In 1951 Leo Fender introduced the Fender electric bass upon an unsuspecting world. Solving the traditional upright bass's problems of being hard to hear over a band and difficult to transport, the Fender bass revolutionized the sound and future course of popular music as much as did the electric guitar.
I have played the instrument since high school and have made a living with it for many years. And I share a deeper connection with it: I was born in August 1951 and the Fender bass first appeared in stores a few weeks later, in September. I grew up hearing its punchy sound, though I didn't play my first one until the late '60s, when the bassist in a band in which I played drums began making bad grades in school and was forced to quit the band.

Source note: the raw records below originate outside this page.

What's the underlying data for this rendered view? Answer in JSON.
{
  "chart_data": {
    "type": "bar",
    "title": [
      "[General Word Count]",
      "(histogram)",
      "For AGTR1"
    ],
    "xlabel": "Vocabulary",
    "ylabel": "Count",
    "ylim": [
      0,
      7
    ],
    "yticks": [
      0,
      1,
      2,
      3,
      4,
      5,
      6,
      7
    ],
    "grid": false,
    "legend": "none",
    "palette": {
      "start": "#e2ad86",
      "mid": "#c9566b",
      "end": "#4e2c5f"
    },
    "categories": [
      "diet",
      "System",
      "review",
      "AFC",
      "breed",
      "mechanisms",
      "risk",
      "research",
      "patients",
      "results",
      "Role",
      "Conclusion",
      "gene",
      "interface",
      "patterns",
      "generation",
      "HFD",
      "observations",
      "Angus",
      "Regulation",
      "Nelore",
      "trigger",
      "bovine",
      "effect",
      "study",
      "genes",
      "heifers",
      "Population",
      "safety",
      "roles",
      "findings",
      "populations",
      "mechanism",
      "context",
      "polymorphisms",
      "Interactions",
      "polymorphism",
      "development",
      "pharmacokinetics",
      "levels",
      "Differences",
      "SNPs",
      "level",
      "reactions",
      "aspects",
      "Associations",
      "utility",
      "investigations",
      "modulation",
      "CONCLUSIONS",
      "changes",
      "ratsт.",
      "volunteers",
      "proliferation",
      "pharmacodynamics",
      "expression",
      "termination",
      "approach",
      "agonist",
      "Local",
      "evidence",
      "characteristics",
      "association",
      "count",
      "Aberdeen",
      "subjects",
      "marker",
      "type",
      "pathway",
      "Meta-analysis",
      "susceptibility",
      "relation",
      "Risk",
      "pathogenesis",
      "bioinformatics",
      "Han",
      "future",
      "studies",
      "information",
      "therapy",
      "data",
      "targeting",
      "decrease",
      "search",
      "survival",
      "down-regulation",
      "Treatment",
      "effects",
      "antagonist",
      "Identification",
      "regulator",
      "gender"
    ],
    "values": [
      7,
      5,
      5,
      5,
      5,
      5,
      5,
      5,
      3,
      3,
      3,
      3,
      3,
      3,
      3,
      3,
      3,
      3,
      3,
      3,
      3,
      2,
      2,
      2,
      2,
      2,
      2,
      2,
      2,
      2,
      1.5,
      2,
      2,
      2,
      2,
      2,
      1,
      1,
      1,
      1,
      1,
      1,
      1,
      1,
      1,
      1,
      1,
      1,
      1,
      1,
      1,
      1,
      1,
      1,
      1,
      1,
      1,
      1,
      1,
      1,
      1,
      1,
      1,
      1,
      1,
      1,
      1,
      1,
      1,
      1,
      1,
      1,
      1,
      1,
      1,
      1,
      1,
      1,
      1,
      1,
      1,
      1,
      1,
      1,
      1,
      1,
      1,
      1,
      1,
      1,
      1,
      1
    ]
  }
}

I took his place because we knew another drummer but no other bassist. (Many bass players come to the instrument this way, by accident or necessity.) Once thumping on a Fender electric bass I never looked back... I was a bass player for life.
The original 1951 Fender Precision Bass was excellent in almost every way. The Fender company modified the design of the Precision Bass in 1957 and released a deluxe two pickup Jazz Bass in 1960. All are fine instruments, but the original 1951 model does everything an electric bass needs to do.
The original 1951s are priceless collectors' items now, essentially unaffordable by working musicians. But I play a faithful replica of the original, made in Japan by Fender. It is a fine sounding and serviceable bass, and a beautiful piece of 1950s industrial design. I play it with respect and appreciation, always remembering the great contribution Leo Fender made to popular music. It is a privilege to be a small part of the Fender bass story, and to come close to sharing my birthday with it!